Cuando al fin salieron de un cuarto una muchacha con cara de estudiante primípara y un viejo cincuentón, entramos a nuestro ‘nidito de amor’, mientras acomodaba mi pantalón que estaba fastidiándome más de lo usual. Mi paisita cambió las sabanas y se encerró en el baño para ponerse algo más “cómodo”. Salió con un bikini blanco de pepitas negras, y luego se postró en la cama con piernas abiertas, como dándome vía libre para hacer valer mis 40 mil pesos.

Increíblemente, por si te niegas a creerlo, jamás pensé en ti mientras hacía chillar la cama. Estaba concentrado en dejar una buena imagen y el olor de esa prepago era tan enloquecedor, que era imposible pensar en algo diferente. Haz de cuenta que era perfume de dama estrato seis.

Sin embargo, y para tu consuelo, ante la ansiedad que ocasiona tener una mamacita, experimentada y paisa mujer en mi primera cogida, debo confesar que no duré más de cinco minutos en el acto. A ella no le sorprendió para nada. Incluso me preguntó si seguíamos de largo hasta las seis. Por razones de seguridad me despedí dándole un beso en la boca y ella me respondió que bueno y que vuelva pronto.

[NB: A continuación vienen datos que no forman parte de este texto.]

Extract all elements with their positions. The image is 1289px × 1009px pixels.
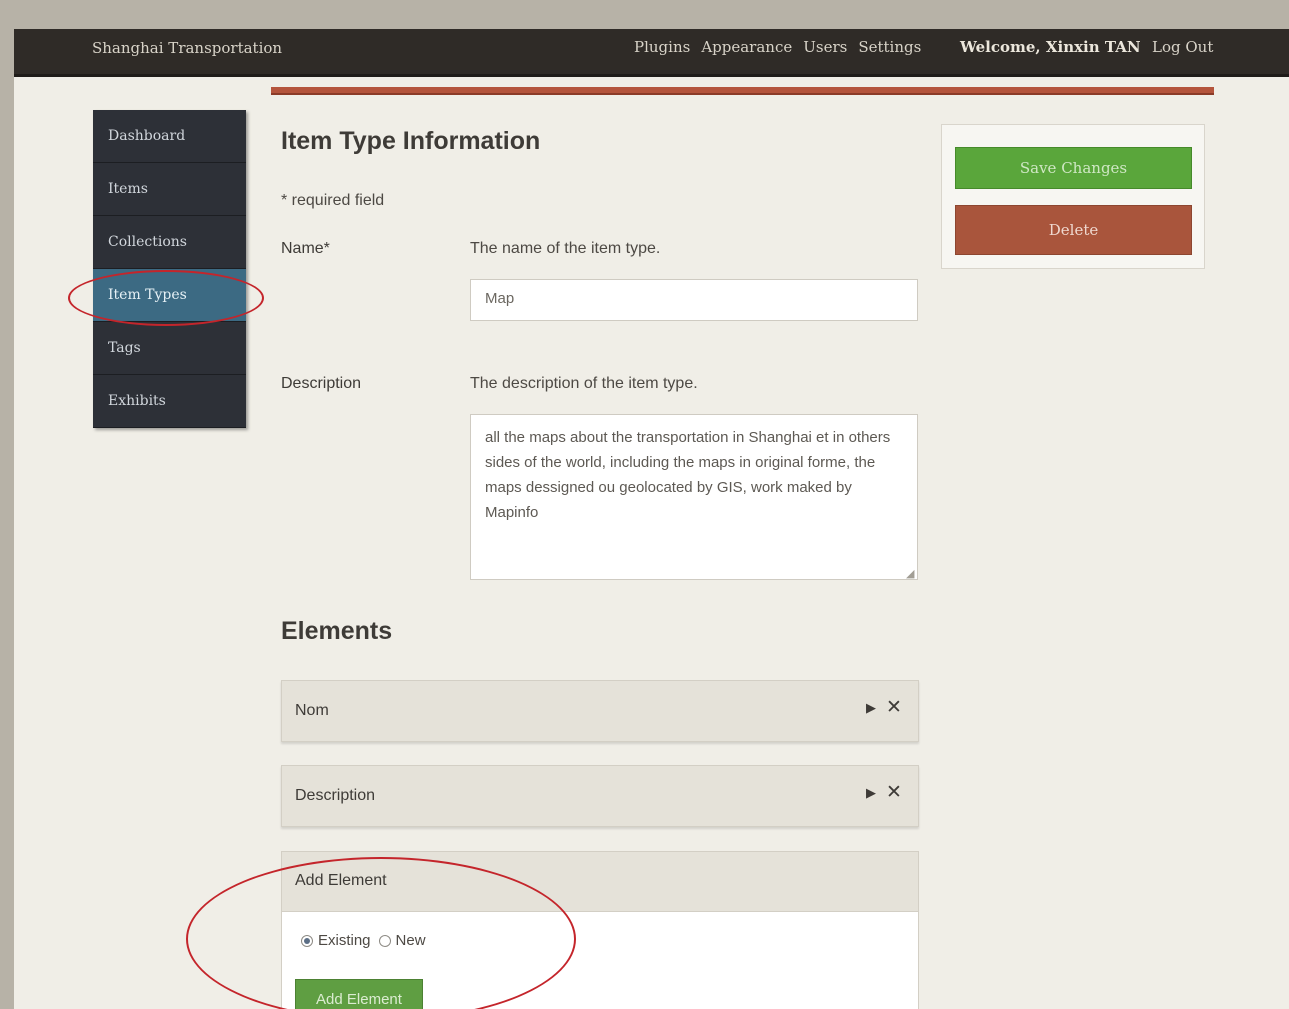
sidebar-item-items[interactable]: Items: [93, 163, 246, 216]
sidebar-nav: Dashboard Items Collections Item Types T…: [93, 110, 246, 428]
welcome-text: Welcome, Xinxin TAN: [960, 38, 1141, 56]
nav-appearance[interactable]: Appearance: [701, 38, 792, 56]
nav-users[interactable]: Users: [803, 38, 847, 56]
expand-arrow-icon[interactable]: ▶: [866, 701, 876, 716]
description-label: Description: [281, 375, 362, 392]
sidebar-item-collections[interactable]: Collections: [93, 216, 246, 269]
name-hint: The name of the item type.: [470, 240, 661, 257]
content-accent-bar: [271, 87, 1214, 95]
logout-link[interactable]: Log Out: [1152, 38, 1213, 56]
sidebar-item-dashboard[interactable]: Dashboard: [93, 110, 246, 163]
highlight-circle-add-element: [186, 857, 576, 1009]
top-nav: Plugins Appearance Users Settings: [634, 38, 921, 56]
element-name: Description: [295, 787, 376, 804]
delete-x-icon[interactable]: ✕: [886, 781, 902, 803]
sidebar-item-tags[interactable]: Tags: [93, 322, 246, 375]
highlight-circle-nav: [68, 270, 264, 326]
nav-settings[interactable]: Settings: [858, 38, 921, 56]
resize-grip-icon[interactable]: ◢: [906, 567, 914, 580]
app-window: Shanghai Transportation Plugins Appearan…: [14, 29, 1289, 1009]
elements-heading: Elements: [281, 617, 393, 645]
required-note: * required field: [281, 192, 385, 209]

No fue tan enseguida, pero ahí estuve buscándola nuevamente, ya con mejor motor para la corrida. Fue el año pasado, después de varios meses de haber terminado. Desafortunadamente no la encontré, y me tocó a una cachaca invertirle los 40 mil. En aquella ocasión sí me acordé de ti, aunque no de gran manera. Pensé: “debería traer al man con el que me puso los cachos un montón de veces.  De pronto a él también le queda gustando y la deja sin nada”.

*La historia relatada no es propia del autor. Aquel optó por usar la primera persona para expresar de una mejor forma la anécdota de un amigo.